Everything is without a point or a purpose. McCarthy makes it clear that there is no God. He’s uses Biblical syntax ironically, as a chronicle of the end of the world, and he uses the ideas of Ely (the judge in a world where there is nothing to judge) and the cruelty and/or powerlessness of any God that may exist as an urging for man to become their own Gods.
I don’t think I can actually think of a novel I’ve read that’s seemed more atheistic to me.
OK, Ely says that. But what does he mean? He’s giving us McCarthy’s version of the old adage, “if God didn’t exist He would have to be invented.”
It seems like an atheistic statement, but it’s not. It’s not idealizing a pragmatic democracy of values, a la Richard Rorty, in which we create ethical laws within communities. Instead, it’s an earthly version of Pascal’s wager: since there’s nothing to be gained by not believing and not obeying, we should create a deity to whom we can subordinate ourselves.
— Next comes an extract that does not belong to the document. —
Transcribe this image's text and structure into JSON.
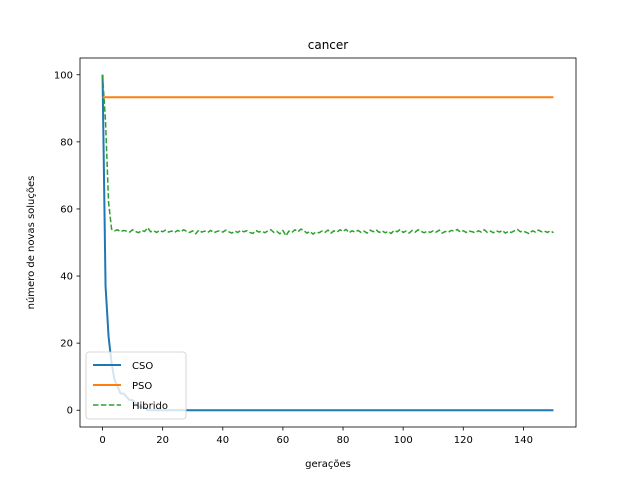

Remember, dust and ash is not “godless.” God loves turning things into dust and ash. That’s what we turn into when the soul detaches from the body at the moment of death. That’s all that was left of Sodom and Gomorrah when He got angry.
Likewise, it may seem as though the “Catamites” prove that the world is anarchic, but they actually prove that the world has an extremely rigid moral structure. The Catamites are clearly evil from the beginning, and they are clearly nonbelievers. Because they have ceased to believe in God, they have become savages, regressing to the position that “everything is permitted.” A novel like The Plague, by Albert Camus, does have generous heroes, but the ungenerous people are just selfish. They aren’t festooning themselves with severed heads.
I have tended to favor your interpretation in this interesting thread, but I think you have a remarkably diluted understanding of theism of you think that line from Ely is theistic, or that a secular version of Pascal’s wager would be a defense of God’s existence.
The observation that gods (not only the Abrahamic God as everyone assumes these days) are necessary for political order is in itself neutral but as the primary defense of religion is obviously atheistic.
Btw although I don’t remember the catamites in TR I don’t Cormac McCarthy meant them to be the representatives of Godlessness. They are rather the victims of it. The slaves building the pyramid rather than the Pharaohs.
I do think CM was presenting a deliberately hazy sort of secular Christianity in TR, so I do agree with RA there there is no God present in the world of TR. There are no miracles, no burning bushes, no revelations. I might be overlooking some key points but if you agree with my previous sentence you have to agree there is no God. I guess it’s easy to forget these days how vigorous genuine theism is – see for example Muslim’s praying multiple times a day, making pilgrimages to Mecca, and generally expecting God to give them direction in every important aspect of their lives. If something like this is what the presence of God means, he is surely absence from TR.
(But contra aptninja, I think the godlessness of TR is not the godlessness of nihilism or existentialism, but rather some kind of secular Christianity, which is something we might well regard with suspicion.)
Bleh sorry for the awkward double post but I realized my fourth paragraph is misleading. I stated it as a syllogism but I only meant that CM does not intend us to find evidence of God in the world of TR (incidentally God is always the Christian God for him), or evidence that the belief in God is keeping anyone going.
The first point is against a literal Christian interpretation, the second point against the existentialist interpretation. The child is supposed to be in reality, not just in myth, a Christ-like figure. But what does it mean to be Christ-like with no Christ? This is the problem of a secular Christianity.
This book was a lot better than this article gave it credit for.